Hermann Hesse gehört zu den grossen Zauberkünstlern der deutschen Literatur des 20. Jahrhunderts. Als ihm 1946 der Nobelpreis für Literatur verliehen wurde, wurde mit ihm ein Werk gewürdigt, das schliesslich in seinem längsten Werk, dem 1943 in Zürich erstmals erschienen Glasperlenspiel, kulminiert. Bereits 1919 war Hesse – auf der Suche nach innerer Erleuchtung wie auf der quälenden Flucht aus einer Ehe mit einer psychisch kranken Frau – ins Tessin umgezogen, wo er bis zu seinem Tod wohnen blieb. 1962 starb er in seinem Traumhaus in Montagnola, nachdem er nach dem Glasperlenspiel keinen Roman mehr geschrieben, dafür umso mehr Zeichnungen und Aquarelle geschaffen hatte. Während einiger Zeit stand er nach seinem Tod im ungerechtfertigten Ruf des Kitsches, bevor ihn dann die Flower-Power-Generation und die 68er-Bewegung – vor allem mit Verweis auf Steppenwolf und Siddhartha – begeistert neu entdeckte. Für viele Gymnasiasten ist Hesse der Türöffner zu Selbstwerdung und Emanzipation von der Familie geworden. Wer ihm wie ich – verschuldet durch die Abneigung meines Kanti-Deutschlehrers – erst später begegnen durfte, ist neidisch auf diese glückliche junge Generation.
Faszination für das Spiel
Das Glasperlenspiel, exakter «Das Glasperlenspiel. Versuch einer Lebensbeschreibung des Magisters Ludi Josef Knecht samt Knechts hinterlassenen Schriften» ist ein Unikat in der deutschen Literatur.
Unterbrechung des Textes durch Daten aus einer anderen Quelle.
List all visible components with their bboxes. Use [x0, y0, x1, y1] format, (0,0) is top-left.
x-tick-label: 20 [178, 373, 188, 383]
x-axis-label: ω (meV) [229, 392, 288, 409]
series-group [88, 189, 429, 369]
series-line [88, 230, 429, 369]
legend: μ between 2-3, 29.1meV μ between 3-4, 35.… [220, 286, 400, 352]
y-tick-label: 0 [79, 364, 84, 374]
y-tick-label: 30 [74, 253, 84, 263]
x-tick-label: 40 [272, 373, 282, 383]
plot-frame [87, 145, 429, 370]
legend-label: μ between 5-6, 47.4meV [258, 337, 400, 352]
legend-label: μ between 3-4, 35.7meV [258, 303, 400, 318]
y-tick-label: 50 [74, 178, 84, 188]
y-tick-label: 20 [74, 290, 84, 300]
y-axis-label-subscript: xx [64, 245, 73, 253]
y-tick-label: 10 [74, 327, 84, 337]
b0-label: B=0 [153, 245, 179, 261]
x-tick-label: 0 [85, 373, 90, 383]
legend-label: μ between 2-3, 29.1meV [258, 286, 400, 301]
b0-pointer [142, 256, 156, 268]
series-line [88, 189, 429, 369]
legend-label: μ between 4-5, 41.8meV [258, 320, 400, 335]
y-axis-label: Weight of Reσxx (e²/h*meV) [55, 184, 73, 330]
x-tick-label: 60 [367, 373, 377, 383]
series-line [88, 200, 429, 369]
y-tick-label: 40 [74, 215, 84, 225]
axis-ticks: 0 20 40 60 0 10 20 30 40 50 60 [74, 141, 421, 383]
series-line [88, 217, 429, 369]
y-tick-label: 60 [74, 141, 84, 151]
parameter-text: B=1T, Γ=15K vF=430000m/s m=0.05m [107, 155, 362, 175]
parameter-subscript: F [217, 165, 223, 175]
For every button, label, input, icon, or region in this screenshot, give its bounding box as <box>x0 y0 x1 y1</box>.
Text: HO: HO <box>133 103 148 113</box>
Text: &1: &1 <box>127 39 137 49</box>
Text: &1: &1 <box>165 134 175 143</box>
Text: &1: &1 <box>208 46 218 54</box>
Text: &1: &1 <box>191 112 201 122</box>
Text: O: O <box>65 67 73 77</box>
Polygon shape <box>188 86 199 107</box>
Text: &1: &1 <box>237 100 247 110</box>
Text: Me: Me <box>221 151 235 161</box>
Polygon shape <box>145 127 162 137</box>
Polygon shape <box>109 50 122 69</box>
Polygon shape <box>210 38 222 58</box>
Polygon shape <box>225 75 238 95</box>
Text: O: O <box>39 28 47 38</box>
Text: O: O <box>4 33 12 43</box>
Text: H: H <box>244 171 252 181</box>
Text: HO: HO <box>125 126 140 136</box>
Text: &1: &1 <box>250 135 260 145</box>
Hesse erfindet mit ihm eine Art Parallelwelt zur real existierenden und führt uns Lesende an ungeahnte Abgründe religiöser und philosophischer Fragestellungen. Der Orden des Glasperlenspiels, in dessen Schule ein junger Mann namens Josef Knecht erzogen wird, hat sich in einer Art geistigen Verweigerung der vulgären und barbarischen Aussenwelt (das Werk entstand zwischen 1931 und 1943, also in der Zeit des Nationalsozialismus!) entzogen und feiert als hohe Liturgie ein rein akademisch-geistiges Spiel, zu dessen Verständnis es Jahrzehnte braucht. Josef Knecht verfällt dieser Faszination, bleibt ledig und sexuell passiv und schafft es schliesslich zum Grossmeister von Orden und Spiel, zum Magister Ludi Josephus III. Die Parallelen zu religiösen Gemeinschaften und Geheimorganisationen sind natürlich unübersehbar. Josef Knecht aber wird mit seinem Leben und seiner Karriere nicht glücklich, entdeckt zunächst, dass es seine eigentliche Berufung ist, jungen Männern neu den Weg zum Geheimnis zu weisen, und kommt dann auf dem Höhepunkt seiner Karriere und seines Wirkens zum Zweifeln an seiner Gemeinschaft, zur Frage, ob ihre Tätigkeit und ihr Leben nicht etwas vom realen Leben völlig Losgelöstes sind. Es erwacht in ihm die Sehnsucht, in dieses reale Leben zurückzukehren. Er bricht im Frieden mit der Gemeinschaft, gibt sein Amt ab und kehrt als Privatlehrer eines hochbegabten jungen Adeligen in die Welt zurück. Doch diese Welt verweigert sich ihm, er ist ihr nicht mehr gewachsen. Und so erleidet der grosse Magister in der Schlussszene des Romans einen akuten Herztod, wie er sich seinem Schüler folgend in einen von Gletscherwasser gespeisten eiskalten See zum Schwimmen wirft.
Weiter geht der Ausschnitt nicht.